I have an Excel file which relies heavily on UDFs programmed in python (xlwings). It works just great on a PC where python is installed along with the add-in. The problem is I have to send the file to a bunch of people who don't even know what python is. Because of UDFs, a frozen executable is out of the question. So what I did:
Downloaded an embeddable python installation (Windows x86 embeddable zip file) from python.org, extracted it to the folder where the xlsm file is (in a separate folder named 'Python').
Downloaded get-pip.py from bootstrap.pypa.io, uncommented the line 'import site' in the file python36._pth, ran 'python get.pip.py'.
Downloaded pywin32 and comtypes wheels from Christoph Gohlke's great site, installed them with 'pip install [filename].whl'. Installed xlwings ('pip install xlwings').
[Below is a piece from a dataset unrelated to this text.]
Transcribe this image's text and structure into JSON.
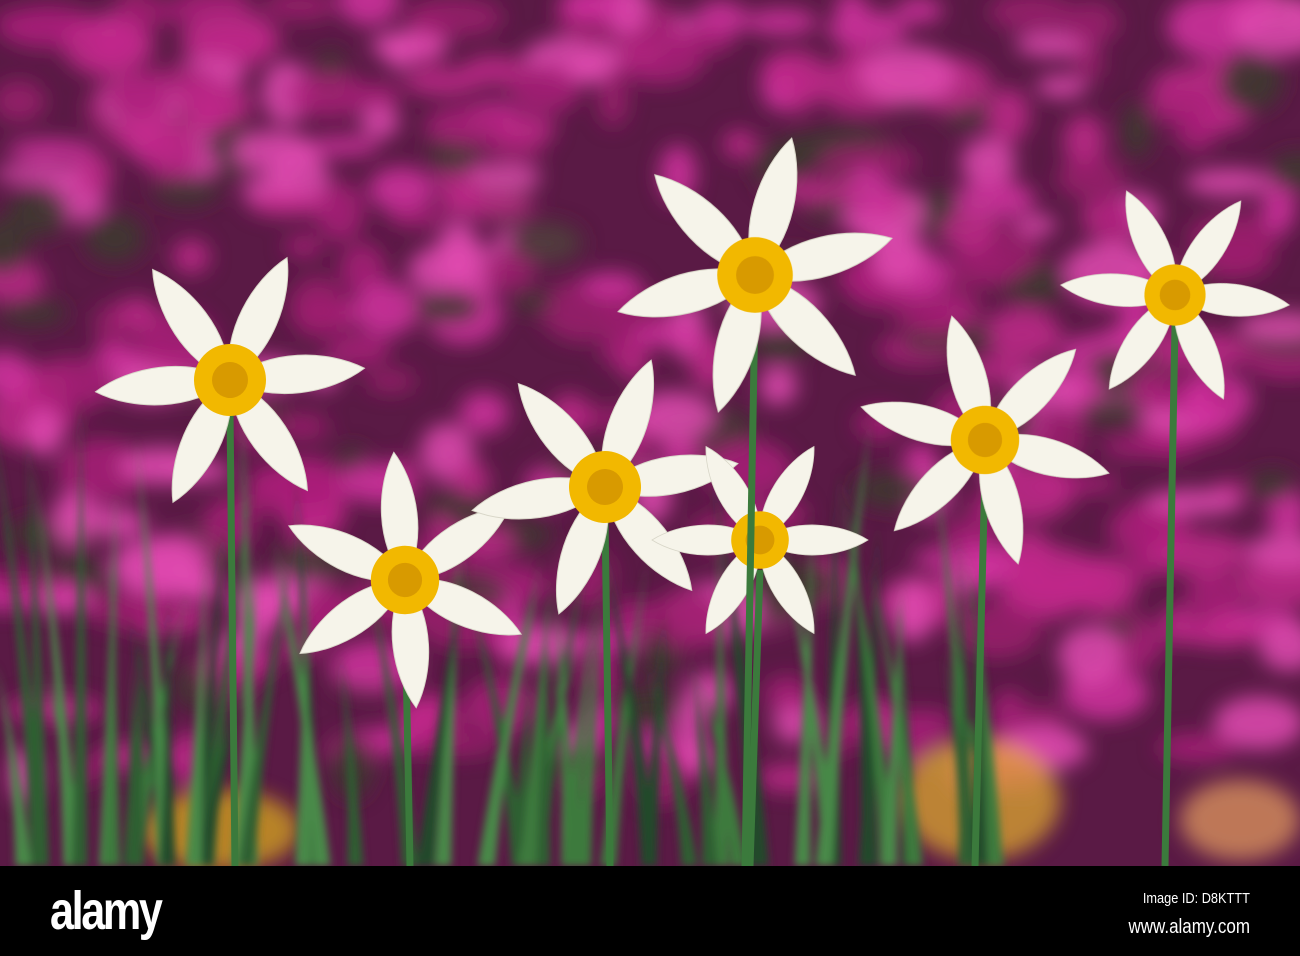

The total size of this installation is 50Mb.
Created a new file with a xlwings module installed ('xlwings quickstart myproject --standalone'). Renamed the '_xlwings.conf' sheet to 'xlwings.conf', entered the following formula in the 'Interpreter' field:
=LEFT(CELL("filename";A1);FIND("[";CELL("filename";A1))-1) & "Python\pythonw.exe"It automatically calculates the correct path to the python interpreter wherever the file is opened.
Macros and UDFs seem to be working, but each time when I open the file all UDF formulas throw an 'ActiveX component can't create object' error. If I force a recalculation ([CTRL]-[ALT]-[SHIFT]-F9) everything starts working again, but I can't expect that my end users will know how to do this. Is there a trick to make UDFs work out of the box? Or maybe there's a more convenient way to distribute xlwings-powered Excel files?